Is it fair that the 7-0 Buckeyes face the 13-0 Crimson Tide as equals in a winner-take-all contest? No.
By playing almost twice as many games, Alabama not only had six more opportunities to lose, they are much more beat up as a result. Tuesday night, Alabama wide receiver DeVonta Smith is expected to add a Heisman Trophy to his AP Player of the Year award and unanimous All American selections. Yet he started the year as the number two wideout on his own team, behind Jalen Waddle—who was lost on the opening kickoff of the Tennessee game. In the SEC Championship, the 11th game of Alabama’s season, they lost consensus All America center Landon Dickerson in the closing minutes. Ohio State won’t have played that many games all year. And several other starters with lesser injuries missed yesterday’s semifinal.
Is it just that Ohio State gets their shot at Alabama? Probably.
It’s not their fault that the Big Ten couldn’t manage the schedule better and that their opponents kept canceling games. They benefitted from home cooking from a league desperate to keep its best team competitive for a playoff bid but, in fairness, they would have qualified for the conference championship game over Indiana even if they had played and lost a sixth regular-season game. And the Big Ten was almost certainly the second-best conference in the land.
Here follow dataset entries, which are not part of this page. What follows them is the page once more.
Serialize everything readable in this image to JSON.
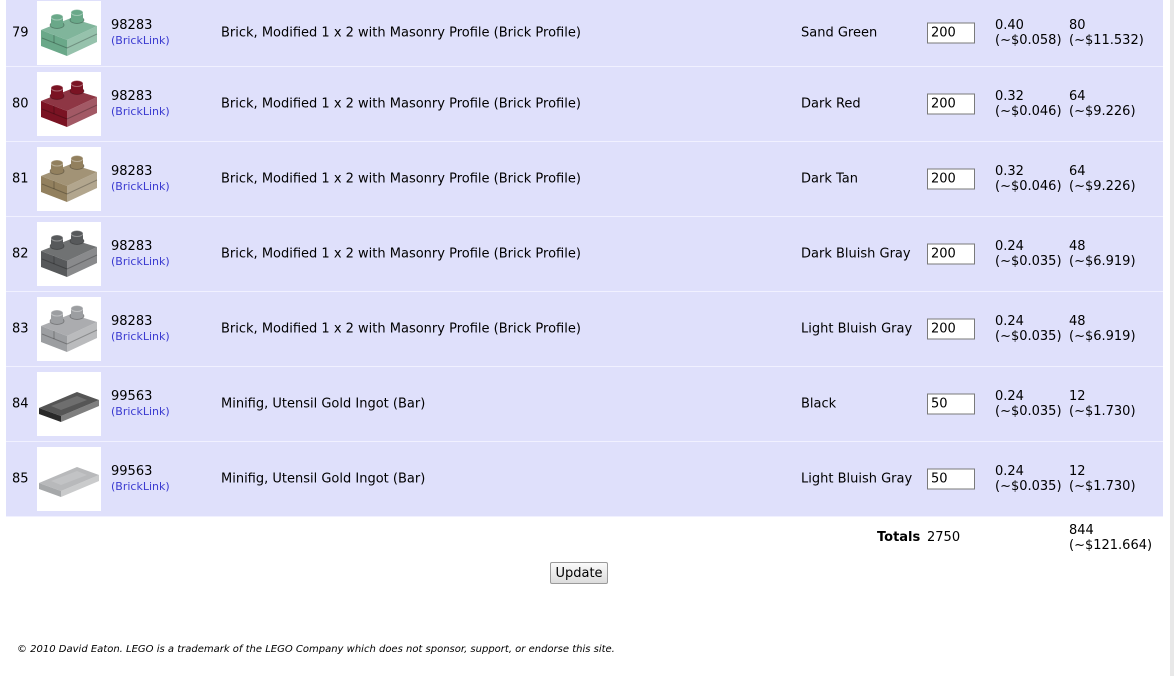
{
  "rows": [
    {
      "num": "79",
      "part_id": "98283",
      "link": "(BrickLink)",
      "desc": "Brick, Modified 1 x 2 with Masonry Profile (Brick Profile)",
      "color": "Sand Green",
      "qty": "200",
      "unit_a": "0.40",
      "unit_b": "(~$0.058)",
      "total_a": "80",
      "total_b": "(~$11.532)",
      "icon": "masonry-brick-icon",
      "swatch": "#6aa889"
    },
    {
      "num": "80",
      "part_id": "98283",
      "link": "(BrickLink)",
      "desc": "Brick, Modified 1 x 2 with Masonry Profile (Brick Profile)",
      "color": "Dark Red",
      "qty": "200",
      "unit_a": "0.32",
      "unit_b": "(~$0.046)",
      "total_a": "64",
      "total_b": "(~$9.226)",
      "icon": "masonry-brick-icon",
      "swatch": "#7a1323"
    },
    {
      "num": "81",
      "part_id": "98283",
      "link": "(BrickLink)",
      "desc": "Brick, Modified 1 x 2 with Masonry Profile (Brick Profile)",
      "color": "Dark Tan",
      "qty": "200",
      "unit_a": "0.32",
      "unit_b": "(~$0.046)",
      "total_a": "64",
      "total_b": "(~$9.226)",
      "icon": "masonry-brick-icon",
      "swatch": "#92805e"
    },
    {
      "num": "82",
      "part_id": "98283",
      "link": "(BrickLink)",
      "desc": "Brick, Modified 1 x 2 with Masonry Profile (Brick Profile)",
      "color": "Dark Bluish Gray",
      "qty": "200",
      "unit_a": "0.24",
      "unit_b": "(~$0.035)",
      "total_a": "48",
      "total_b": "(~$6.919)",
      "icon": "masonry-brick-icon",
      "swatch": "#57595b"
    },
    {
      "num": "83",
      "part_id": "98283",
      "link": "(BrickLink)",
      "desc": "Brick, Modified 1 x 2 with Masonry Profile (Brick Profile)",
      "color": "Light Bluish Gray",
      "qty": "200",
      "unit_a": "0.24",
      "unit_b": "(~$0.035)",
      "total_a": "48",
      "total_b": "(~$6.919)",
      "icon": "masonry-brick-icon",
      "swatch": "#9c9ea1"
    },
    {
      "num": "84",
      "part_id": "99563",
      "link": "(BrickLink)",
      "desc": "Minifig, Utensil Gold Ingot (Bar)",
      "color": "Black",
      "qty": "50",
      "unit_a": "0.24",
      "unit_b": "(~$0.035)",
      "total_a": "12",
      "total_b": "(~$1.730)",
      "icon": "ingot-bar-icon",
      "swatch": "#2a2a2a"
    },
    {
      "num": "85",
      "part_id": "99563",
      "link": "(BrickLink)",
      "desc": "Minifig, Utensil Gold Ingot (Bar)",
      "color": "Light Bluish Gray",
      "qty": "50",
      "unit_a": "0.24",
      "unit_b": "(~$0.035)",
      "total_a": "12",
      "total_b": "(~$1.730)",
      "icon": "ingot-bar-icon",
      "swatch": "#a6a8aa"
    }
  ],
  "totals": {
    "label": "Totals",
    "qty": "2750",
    "price_a": "844",
    "price_b": "(~$121.664)"
  },
  "update_label": "Update",
  "footer": "© 2010 David Eaton. LEGO is a trademark of the LEGO Company which does not sponsor, support, or endorse this site.",
  "colors": {
    "row_bg": "#dfe0fb",
    "link": "#3a3ad0"
  }
}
The playoff committee certainly got the seeding right by ranking Ohio State ahead of Notre Dame. Indeed, I strongly feared that they would punish the Buckeyes for playing a short schedule by keeping them in the 4-seed, thus giving Alabama the tougher semifinal opponent.
While it was obvious to most observers that Notre Dame was the weakest team in the playoff, it wasn’t clear until last night whether Ohio State or Clemson would be the tougher opponent for Alabama in the finals. Now we know.
Alabama and Clemson have faced off an incredible four times in the Playoff era, splitting the contests and earning two national championships apiece. Alabama and Ohio State faced off in the semifinals of the very first Playoff in 2015, with the Buckeyes prevailing in a 42-35 shootout fueled by a 230-yard, 2-touchdown effort by Ezekial Elliot. I’m hoping for a better result this time.
If Bama prevails, it would be a season for the ages. Eleven SEC wins in a single season is a record unlikely to be broken. Adding wins against Notre Dame and Ohio State, two of the most storied teams in college football, would make it pretty special. It would give Nick Saban a seventh championship, breaking his tie with Bear Bryant and putting him alone at the top of the leader board. Six of those would be at Alabama and this would only be the second (along with the 2009 squad) to go undefeated.